We read with interest the article from Lenihan et al.1 In this report, 4 of 8 patients with mycosis fungoides/Sézary syndrome (MF/SS) were reported to have developed either congestive heart failure or cardiac arrhythmia during alemtuzumab (Mab-Campath, Campath; Schering, Berlin, Germany) treatment. None had a history of cardiac problems, and cardiotoxicity during therapy was considerably improved after discontinuation, suggesting a link with alemtuzumab. They suggest that the cardiotoxicity might be explained by cytokine release or direct effects on the heart.
We therefore rechecked the individual files of 30 patients with advanced MF/SS who had participated in European trials of alemtuzumab. A complete physical examination and electrocardiogram (ECG) were performed at baseline. Physical re-examination was performed regularly during and after treatment. ECG was repeated if there were clinical signs of cardiac disease. Based on these analyses, we cannot confirm the findings of Lenihan's study.1 In a phase 2 trial of 22 patients with MF/SS,2 there was no clinical cardiac toxicity during or after alemtuzumab treatment. Similar to the study by Lenihan,1 alemtuzumab was administered intravenously on 3 consecutive days at doses (3 mg, 10 mg, and 30 mg), followed by 30 mg 3 times weekly for up to 12 weeks. The overall response rate was 55%; 32% complete remissions and 23% partial remissions. Median cumulative alemtuzumab dose was 913 mg (range 253 mg-1063 mg) compared with 30 mg to 553 mg in Lenihan's study. There were 7 of 22 patients who were considered to have pre-existing cardiac risk (previous myocardial infarction, n = 1; hypertension, n = 4; cardiomyopathy, n = 1; angina pectoris, n = 1; congestive heart failure/mitral insufficiency, n = 1). There were 5 patients who had received prior doxorubicin; the median cumulative dose was 408 mg (range, 255 mg-680 mg). No clinical cardiotoxicity occurred during or after alemtuzumab therapy in these patients. In contrast, all 3 patients in Lenihan's study who developed heart failure had received prior doxorubicin.

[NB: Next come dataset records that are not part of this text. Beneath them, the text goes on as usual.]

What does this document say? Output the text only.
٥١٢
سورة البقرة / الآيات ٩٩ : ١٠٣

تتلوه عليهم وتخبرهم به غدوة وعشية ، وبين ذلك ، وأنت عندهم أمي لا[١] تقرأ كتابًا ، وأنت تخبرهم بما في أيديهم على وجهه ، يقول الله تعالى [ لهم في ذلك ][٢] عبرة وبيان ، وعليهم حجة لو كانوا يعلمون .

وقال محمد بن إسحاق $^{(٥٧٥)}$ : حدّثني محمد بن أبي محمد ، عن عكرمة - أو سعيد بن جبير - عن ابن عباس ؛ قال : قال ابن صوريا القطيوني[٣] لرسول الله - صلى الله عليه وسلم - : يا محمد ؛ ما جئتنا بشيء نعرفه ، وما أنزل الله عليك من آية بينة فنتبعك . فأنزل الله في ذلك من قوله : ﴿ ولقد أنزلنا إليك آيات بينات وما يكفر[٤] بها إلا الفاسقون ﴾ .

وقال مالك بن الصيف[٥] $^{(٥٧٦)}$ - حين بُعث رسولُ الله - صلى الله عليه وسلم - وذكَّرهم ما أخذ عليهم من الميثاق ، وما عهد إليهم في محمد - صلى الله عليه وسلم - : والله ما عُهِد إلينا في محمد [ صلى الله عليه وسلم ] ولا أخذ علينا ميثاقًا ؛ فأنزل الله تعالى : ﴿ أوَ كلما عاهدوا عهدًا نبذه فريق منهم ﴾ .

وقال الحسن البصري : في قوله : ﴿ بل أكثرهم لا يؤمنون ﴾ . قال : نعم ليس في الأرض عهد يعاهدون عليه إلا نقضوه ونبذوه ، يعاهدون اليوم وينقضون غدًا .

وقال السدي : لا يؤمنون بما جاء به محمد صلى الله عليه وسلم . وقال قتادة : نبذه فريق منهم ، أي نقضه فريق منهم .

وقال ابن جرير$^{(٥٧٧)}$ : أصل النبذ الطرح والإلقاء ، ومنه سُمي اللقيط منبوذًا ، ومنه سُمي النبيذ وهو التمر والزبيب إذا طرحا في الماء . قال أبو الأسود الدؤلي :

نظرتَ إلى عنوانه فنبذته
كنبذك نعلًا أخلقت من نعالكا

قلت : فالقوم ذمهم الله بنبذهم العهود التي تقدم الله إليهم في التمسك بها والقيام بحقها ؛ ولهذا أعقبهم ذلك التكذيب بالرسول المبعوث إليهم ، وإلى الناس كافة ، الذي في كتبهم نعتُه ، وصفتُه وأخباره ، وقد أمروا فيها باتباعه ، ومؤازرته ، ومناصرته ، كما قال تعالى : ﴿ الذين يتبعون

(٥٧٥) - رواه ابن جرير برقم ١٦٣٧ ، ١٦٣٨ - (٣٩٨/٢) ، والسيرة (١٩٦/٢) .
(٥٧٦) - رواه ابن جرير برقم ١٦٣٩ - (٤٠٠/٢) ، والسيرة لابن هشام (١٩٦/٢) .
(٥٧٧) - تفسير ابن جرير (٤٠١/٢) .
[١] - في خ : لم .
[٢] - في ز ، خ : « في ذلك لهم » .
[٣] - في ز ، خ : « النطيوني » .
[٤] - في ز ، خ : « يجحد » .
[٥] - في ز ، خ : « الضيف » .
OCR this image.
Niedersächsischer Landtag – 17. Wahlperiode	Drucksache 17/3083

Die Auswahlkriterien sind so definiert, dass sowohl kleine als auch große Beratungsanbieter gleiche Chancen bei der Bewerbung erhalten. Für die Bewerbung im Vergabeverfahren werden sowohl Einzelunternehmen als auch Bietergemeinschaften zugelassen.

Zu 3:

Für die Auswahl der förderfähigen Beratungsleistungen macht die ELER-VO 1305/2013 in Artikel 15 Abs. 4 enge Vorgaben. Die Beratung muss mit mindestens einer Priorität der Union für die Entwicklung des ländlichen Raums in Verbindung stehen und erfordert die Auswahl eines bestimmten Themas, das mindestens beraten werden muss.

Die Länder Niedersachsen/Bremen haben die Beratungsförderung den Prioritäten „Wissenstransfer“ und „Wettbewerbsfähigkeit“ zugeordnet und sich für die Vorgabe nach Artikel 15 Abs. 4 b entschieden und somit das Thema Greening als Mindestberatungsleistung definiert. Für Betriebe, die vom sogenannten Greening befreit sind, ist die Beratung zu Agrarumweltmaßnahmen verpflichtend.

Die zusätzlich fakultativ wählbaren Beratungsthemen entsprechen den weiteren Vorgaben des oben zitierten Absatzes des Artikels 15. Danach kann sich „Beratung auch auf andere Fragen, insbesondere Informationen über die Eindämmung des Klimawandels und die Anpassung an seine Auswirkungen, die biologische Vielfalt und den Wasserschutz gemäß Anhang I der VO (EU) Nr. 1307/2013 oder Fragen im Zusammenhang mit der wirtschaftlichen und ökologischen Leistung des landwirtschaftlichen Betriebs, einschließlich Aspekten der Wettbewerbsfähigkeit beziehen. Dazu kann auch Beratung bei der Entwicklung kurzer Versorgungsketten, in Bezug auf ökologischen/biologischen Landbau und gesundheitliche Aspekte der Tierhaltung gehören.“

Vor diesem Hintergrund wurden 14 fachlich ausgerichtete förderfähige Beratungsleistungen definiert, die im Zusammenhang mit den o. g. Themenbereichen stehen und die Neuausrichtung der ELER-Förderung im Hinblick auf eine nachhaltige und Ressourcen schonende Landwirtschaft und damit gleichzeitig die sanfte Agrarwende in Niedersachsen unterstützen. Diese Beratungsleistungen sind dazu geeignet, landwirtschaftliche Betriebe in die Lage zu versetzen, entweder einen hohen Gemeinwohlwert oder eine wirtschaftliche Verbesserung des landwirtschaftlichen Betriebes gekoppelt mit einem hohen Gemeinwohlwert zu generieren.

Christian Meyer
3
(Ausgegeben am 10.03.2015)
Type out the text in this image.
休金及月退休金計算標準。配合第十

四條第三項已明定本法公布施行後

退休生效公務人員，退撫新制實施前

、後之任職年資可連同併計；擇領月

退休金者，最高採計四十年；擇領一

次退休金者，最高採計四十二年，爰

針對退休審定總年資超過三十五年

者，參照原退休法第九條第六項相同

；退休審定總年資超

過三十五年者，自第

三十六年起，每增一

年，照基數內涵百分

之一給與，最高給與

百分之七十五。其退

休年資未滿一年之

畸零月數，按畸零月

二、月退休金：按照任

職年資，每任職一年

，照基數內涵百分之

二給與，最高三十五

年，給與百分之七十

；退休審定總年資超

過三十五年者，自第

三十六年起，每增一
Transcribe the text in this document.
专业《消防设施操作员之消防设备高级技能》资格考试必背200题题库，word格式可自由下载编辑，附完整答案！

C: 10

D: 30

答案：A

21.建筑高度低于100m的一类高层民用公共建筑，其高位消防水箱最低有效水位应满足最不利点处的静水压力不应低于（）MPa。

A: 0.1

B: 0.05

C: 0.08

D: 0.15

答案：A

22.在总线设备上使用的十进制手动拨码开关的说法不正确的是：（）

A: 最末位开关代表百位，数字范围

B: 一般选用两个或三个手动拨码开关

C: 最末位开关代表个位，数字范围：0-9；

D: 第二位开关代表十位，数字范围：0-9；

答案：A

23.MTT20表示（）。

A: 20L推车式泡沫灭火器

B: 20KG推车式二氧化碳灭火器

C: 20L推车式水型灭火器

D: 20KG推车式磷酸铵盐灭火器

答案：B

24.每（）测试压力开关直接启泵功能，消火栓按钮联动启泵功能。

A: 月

A retrospective analysis of 8 individual MF/SS patient files from similar studies within the United Kingdom confirmed our findings. All except 1 patient had received prior chemotherapy and/or radiotherapy. Collectively, our data on 30 patients (Table 1) receiving alemtuzumab for advanced MF/SS indicate that clinical cardiotoxicity appears to be rare.
Furthermore, alemtuzumab therapy of T-cell prolymphocytic leukemia and peripheral T-cell lymphoma has not been associated with cardiotoxicities and, therefore, it seems unlikely that release of T-cell cytokines is a cause of significant cardiac toxicity.2-4 It remains unclear why the patients with MF/SS in Lenihan's study1 developed cardiac complications.